Theorem	leibpisum 26920	The Leibniz formula for π. This version of leibpi 26919 looks nicer but does not assert that the series is convergent so is not as practically useful. (Contributed by Mario Carneiro, 7-Apr-2015.)
⊢ Σ𝑛 ∈ ℕ0 ((-1↑𝑛) / ((2 · 𝑛) + 1)) = (π / 4)
Theorem	log2cnv 26921	Using the Taylor series for arctan(i / 3), produce a rapidly convergent series for log2. (Contributed by Mario Carneiro, 7-Apr-2015.)
⊢ 𝐹 = (𝑛 ∈ ℕ0 ↦ (2 / ((3 · ((2 · 𝑛) + 1)) · (9↑𝑛))))    ⇒   ⊢ seq0( + , 𝐹) ⇝ (log‘2)
Theorem	log2tlbnd 26922*	Bound the error term in the series of log2cnv 26921. (Contributed by Mario Carneiro, 7-Apr-2015.)
⊢ (𝑁 ∈ ℕ0 → ((log‘2) − Σ𝑛 ∈ (0...(𝑁 − 1))(2 / ((3 · ((2 · 𝑛) + 1)) · (9↑𝑛)))) ∈ (0[,](3 / ((4 · ((2 · 𝑁) + 1)) · (9↑𝑁)))))

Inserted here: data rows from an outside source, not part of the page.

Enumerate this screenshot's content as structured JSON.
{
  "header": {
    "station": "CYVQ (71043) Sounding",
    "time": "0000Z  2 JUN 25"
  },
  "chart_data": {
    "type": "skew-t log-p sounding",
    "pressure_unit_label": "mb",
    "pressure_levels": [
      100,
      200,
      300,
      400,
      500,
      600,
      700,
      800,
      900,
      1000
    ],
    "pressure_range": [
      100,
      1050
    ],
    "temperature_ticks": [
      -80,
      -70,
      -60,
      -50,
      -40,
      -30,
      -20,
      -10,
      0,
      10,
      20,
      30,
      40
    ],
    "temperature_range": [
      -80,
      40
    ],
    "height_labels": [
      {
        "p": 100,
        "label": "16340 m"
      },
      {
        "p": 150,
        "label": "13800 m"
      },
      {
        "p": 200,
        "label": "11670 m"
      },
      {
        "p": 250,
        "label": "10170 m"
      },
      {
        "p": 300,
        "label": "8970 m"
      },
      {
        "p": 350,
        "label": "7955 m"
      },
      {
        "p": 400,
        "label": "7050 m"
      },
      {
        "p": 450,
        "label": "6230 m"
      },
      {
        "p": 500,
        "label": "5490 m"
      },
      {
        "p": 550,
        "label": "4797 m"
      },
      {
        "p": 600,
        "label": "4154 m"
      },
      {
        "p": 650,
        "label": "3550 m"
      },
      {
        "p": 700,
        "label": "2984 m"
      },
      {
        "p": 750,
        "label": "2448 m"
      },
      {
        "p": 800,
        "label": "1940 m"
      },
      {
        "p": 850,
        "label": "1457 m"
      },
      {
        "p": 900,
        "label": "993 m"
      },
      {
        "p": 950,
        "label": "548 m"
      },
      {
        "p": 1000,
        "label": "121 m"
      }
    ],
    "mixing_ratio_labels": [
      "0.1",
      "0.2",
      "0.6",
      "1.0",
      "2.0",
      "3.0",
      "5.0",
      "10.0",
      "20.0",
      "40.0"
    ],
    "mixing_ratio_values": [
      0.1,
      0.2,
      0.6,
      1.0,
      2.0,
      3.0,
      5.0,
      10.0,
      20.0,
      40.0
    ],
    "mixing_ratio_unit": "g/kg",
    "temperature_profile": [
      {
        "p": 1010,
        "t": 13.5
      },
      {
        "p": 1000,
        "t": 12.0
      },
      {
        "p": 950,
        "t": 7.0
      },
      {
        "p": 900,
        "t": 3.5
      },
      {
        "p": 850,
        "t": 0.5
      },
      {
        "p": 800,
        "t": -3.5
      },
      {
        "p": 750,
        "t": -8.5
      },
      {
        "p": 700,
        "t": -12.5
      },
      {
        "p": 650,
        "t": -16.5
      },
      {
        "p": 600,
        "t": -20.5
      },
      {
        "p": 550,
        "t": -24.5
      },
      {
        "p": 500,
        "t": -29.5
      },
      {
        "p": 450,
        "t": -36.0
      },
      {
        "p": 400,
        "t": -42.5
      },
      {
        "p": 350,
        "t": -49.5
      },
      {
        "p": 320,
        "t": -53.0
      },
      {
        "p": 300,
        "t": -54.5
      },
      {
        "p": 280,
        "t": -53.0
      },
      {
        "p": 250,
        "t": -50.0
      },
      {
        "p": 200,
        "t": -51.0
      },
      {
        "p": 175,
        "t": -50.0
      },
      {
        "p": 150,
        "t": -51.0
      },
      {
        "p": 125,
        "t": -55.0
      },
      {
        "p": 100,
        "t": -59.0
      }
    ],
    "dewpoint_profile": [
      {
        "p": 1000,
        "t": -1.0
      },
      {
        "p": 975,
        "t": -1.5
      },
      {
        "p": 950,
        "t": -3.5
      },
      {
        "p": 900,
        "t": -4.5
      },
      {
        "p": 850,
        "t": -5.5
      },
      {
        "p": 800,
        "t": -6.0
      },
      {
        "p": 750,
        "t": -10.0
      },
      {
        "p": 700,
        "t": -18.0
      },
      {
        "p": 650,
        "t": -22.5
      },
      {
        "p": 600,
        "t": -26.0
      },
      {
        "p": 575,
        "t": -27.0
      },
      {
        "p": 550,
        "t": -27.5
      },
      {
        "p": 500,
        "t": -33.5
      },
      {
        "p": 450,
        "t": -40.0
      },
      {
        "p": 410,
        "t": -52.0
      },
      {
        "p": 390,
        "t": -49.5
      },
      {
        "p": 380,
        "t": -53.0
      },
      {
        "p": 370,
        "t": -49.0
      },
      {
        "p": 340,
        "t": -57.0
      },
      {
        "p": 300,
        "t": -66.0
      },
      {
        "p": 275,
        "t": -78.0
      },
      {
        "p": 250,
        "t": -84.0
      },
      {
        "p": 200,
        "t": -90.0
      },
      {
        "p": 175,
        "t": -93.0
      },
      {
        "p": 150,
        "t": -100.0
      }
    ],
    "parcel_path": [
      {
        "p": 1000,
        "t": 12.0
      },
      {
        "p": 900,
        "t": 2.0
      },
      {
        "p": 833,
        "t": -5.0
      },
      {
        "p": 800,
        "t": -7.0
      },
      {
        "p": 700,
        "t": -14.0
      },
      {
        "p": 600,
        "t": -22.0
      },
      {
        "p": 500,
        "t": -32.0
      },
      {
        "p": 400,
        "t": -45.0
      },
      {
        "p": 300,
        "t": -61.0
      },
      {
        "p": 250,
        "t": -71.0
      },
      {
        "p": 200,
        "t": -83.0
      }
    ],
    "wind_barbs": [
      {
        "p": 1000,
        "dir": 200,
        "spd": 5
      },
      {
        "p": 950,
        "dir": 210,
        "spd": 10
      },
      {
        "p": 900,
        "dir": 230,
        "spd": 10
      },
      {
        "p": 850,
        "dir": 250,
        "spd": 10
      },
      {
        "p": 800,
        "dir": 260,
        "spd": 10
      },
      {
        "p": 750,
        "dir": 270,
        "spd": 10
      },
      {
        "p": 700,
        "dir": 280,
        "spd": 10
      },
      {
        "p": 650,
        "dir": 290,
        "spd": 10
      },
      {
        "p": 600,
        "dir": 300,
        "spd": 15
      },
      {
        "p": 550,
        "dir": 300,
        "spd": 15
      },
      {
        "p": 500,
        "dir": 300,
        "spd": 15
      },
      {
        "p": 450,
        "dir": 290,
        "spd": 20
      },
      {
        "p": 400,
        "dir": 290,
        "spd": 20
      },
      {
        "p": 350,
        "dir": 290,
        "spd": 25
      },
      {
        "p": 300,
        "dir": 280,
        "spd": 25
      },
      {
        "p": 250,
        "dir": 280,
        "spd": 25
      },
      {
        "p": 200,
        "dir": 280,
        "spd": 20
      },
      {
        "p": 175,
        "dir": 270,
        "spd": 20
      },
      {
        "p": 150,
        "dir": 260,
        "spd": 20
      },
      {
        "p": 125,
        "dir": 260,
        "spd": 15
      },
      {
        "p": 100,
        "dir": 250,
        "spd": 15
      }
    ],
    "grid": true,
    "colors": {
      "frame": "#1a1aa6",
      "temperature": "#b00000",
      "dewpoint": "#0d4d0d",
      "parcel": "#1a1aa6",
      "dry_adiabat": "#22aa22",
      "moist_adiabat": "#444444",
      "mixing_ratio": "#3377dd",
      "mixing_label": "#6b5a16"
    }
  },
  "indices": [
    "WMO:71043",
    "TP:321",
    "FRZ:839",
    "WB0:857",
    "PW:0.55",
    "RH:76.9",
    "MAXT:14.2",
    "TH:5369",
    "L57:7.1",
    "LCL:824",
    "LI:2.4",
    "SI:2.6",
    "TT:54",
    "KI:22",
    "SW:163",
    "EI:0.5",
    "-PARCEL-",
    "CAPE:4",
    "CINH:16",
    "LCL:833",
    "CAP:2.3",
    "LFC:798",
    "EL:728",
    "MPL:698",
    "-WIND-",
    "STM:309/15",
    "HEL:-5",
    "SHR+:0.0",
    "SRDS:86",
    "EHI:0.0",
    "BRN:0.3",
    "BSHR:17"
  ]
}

14.3.9  The Birthday Problem
Theorem	log2ublem1 26923	Lemma for log2ub 26926. The proof of log2ub 26926, which is simply the evaluation of log2tlbnd 26922 for 𝑁 = 4, takes the form of the addition of five fractions and showing this is less than another fraction. We could just perform exact arithmetic on these fractions, get a large rational number, and just multiply everything to verify the claim, but as anyone who uses decimal numbers for this task knows, it is often better to pick a common denominator 𝑑 (usually a large power of 10) and work with the closest approximations of the form 𝑛 / 𝑑 for some integer 𝑛 instead. It turns out that for our purposes it is sufficient to take 𝑑 = (3↑7) · 5 · 7, which is also nice because it shares many factors in common with the fractions in question. (Contributed by Mario Carneiro, 17-Apr-2015.)
⊢ (((3↑7) · (5 · 7)) · 𝐴) ≤ 𝐵    &   ⊢ 𝐴 ∈ ℝ    &   ⊢ 𝐷 ∈ ℕ0    &   ⊢ 𝐸 ∈ ℕ    &   ⊢ 𝐵 ∈ ℕ0    &   ⊢ 𝐹 ∈ ℕ0    &   ⊢ 𝐶 = (𝐴 + (𝐷 / 𝐸))    &   ⊢ (𝐵 + 𝐹) = 𝐺    &   ⊢ (((3↑7) · (5 · 7)) · 𝐷) ≤ (𝐸 · 𝐹)    ⇒   ⊢ (((3↑7) · (5 · 7)) · 𝐶) ≤ 𝐺
Theorem	log2ublem2 26924*	Lemma for log2ub 26926. (Contributed by Mario Carneiro, 17-Apr-2015.)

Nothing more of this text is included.